A practice rooted in fine art, family lineage and material exploration
Rose’s practice began in fine art, where image-making, composition, and material sensitivity shaped her approach to textile design. Each piece is developed with the same attention to surface, colour, and movement that informs painting and print.
The Tropical Collection
One of the defining visual threads in the label comes from paintings created by Rose’s grandmother Susan while snorkelling among coral reefs. Working directly from life, she sketched fish and marine forms using simple materials, capturing movement, colour, and interaction.
These works became a living archive of observation—later reinterpreted by Rose into the Tropical textile design.
These references are not applied as decoration, but translated through print, cut, and fabric. Each piece is designed to hold image in motion—where silk becomes both surface and structure.
Lineage in Art & Design
Rose is from a family with multiple generations of artists, designers, and cultural figures whose work spans architecture, ceramics, and literature on both her parents' sides.

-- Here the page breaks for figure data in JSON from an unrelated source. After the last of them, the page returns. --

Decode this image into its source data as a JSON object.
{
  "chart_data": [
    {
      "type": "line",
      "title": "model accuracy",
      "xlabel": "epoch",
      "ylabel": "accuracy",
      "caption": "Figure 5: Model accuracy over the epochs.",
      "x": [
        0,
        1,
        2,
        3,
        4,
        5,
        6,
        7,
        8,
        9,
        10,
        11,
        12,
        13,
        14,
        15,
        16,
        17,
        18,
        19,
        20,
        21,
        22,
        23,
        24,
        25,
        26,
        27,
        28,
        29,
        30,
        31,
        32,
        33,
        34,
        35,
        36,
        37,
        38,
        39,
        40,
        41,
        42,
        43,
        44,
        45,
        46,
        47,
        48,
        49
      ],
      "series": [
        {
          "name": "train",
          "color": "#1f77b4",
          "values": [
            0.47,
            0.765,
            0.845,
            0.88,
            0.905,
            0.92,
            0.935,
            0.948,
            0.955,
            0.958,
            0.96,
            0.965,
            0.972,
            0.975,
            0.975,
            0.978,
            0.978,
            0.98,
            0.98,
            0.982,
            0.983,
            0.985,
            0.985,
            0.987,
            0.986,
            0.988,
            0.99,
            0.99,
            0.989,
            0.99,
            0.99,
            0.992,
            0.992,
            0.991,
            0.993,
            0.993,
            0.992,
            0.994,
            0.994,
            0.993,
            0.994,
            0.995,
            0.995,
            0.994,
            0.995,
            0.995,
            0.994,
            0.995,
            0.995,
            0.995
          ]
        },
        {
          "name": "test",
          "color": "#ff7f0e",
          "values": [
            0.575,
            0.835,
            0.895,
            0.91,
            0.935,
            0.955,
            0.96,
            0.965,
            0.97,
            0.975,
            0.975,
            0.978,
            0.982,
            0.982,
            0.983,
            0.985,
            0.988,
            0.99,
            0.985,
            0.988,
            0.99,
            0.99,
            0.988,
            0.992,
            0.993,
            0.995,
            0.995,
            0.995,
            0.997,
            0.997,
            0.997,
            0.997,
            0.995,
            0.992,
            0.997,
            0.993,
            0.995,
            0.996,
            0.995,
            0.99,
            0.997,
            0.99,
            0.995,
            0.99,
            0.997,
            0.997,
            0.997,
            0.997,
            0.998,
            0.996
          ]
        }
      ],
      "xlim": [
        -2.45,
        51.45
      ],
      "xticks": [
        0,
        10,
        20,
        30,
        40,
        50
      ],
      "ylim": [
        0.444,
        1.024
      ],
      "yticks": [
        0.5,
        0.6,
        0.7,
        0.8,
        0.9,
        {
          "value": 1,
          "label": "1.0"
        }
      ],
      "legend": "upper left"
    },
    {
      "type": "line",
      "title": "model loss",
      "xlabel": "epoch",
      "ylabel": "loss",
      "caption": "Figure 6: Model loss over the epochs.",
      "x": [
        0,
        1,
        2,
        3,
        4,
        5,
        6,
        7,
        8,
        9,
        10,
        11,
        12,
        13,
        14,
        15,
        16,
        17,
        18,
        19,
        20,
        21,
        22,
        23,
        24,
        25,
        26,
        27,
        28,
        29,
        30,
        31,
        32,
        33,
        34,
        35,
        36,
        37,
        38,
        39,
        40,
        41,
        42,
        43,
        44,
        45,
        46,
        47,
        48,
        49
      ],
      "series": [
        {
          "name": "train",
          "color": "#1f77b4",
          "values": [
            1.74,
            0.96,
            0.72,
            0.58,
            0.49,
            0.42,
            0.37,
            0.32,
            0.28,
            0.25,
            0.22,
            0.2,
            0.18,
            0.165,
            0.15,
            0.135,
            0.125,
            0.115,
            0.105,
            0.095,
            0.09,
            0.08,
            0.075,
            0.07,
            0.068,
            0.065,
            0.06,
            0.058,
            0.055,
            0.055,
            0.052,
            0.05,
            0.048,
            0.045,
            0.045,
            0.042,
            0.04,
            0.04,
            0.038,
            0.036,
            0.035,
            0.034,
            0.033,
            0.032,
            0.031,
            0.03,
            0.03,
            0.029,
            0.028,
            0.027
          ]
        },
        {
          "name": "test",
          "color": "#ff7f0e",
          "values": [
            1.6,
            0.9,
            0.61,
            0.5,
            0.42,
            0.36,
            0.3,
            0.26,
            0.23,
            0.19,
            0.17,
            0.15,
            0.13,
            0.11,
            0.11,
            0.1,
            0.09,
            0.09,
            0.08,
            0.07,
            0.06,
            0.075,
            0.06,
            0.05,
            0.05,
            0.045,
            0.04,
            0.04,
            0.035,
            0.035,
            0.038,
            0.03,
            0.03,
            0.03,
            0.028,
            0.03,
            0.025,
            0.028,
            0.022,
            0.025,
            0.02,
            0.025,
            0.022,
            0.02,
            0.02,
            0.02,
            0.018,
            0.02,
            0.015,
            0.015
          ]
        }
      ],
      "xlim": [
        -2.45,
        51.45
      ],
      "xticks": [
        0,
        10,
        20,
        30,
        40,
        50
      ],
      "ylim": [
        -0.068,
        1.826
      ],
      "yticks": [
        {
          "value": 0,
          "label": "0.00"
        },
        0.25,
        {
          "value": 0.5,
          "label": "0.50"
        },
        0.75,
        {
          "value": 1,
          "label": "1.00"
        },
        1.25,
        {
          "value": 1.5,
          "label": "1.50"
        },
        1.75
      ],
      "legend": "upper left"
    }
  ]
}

Her great-grandfather, Sir Clough Williams-Ellis, was an architect and pioneer of ecological design, best known for Portmeirion Village in North Wales.
Her grandmother, Susan Williams-Ellis, was an artist and founder of Portmeirion Pottery, known for her work in form and pattern.
Other notable creators include her great-grandmother author Amabel Williams-Ellis, whose literary work was embedded in early 20th-century creative circles such as the Bloomsbury Set.
Through small-batch silk loungewear designed in London, with a focus on material, movement, and pattern, Rose continues her family tradition.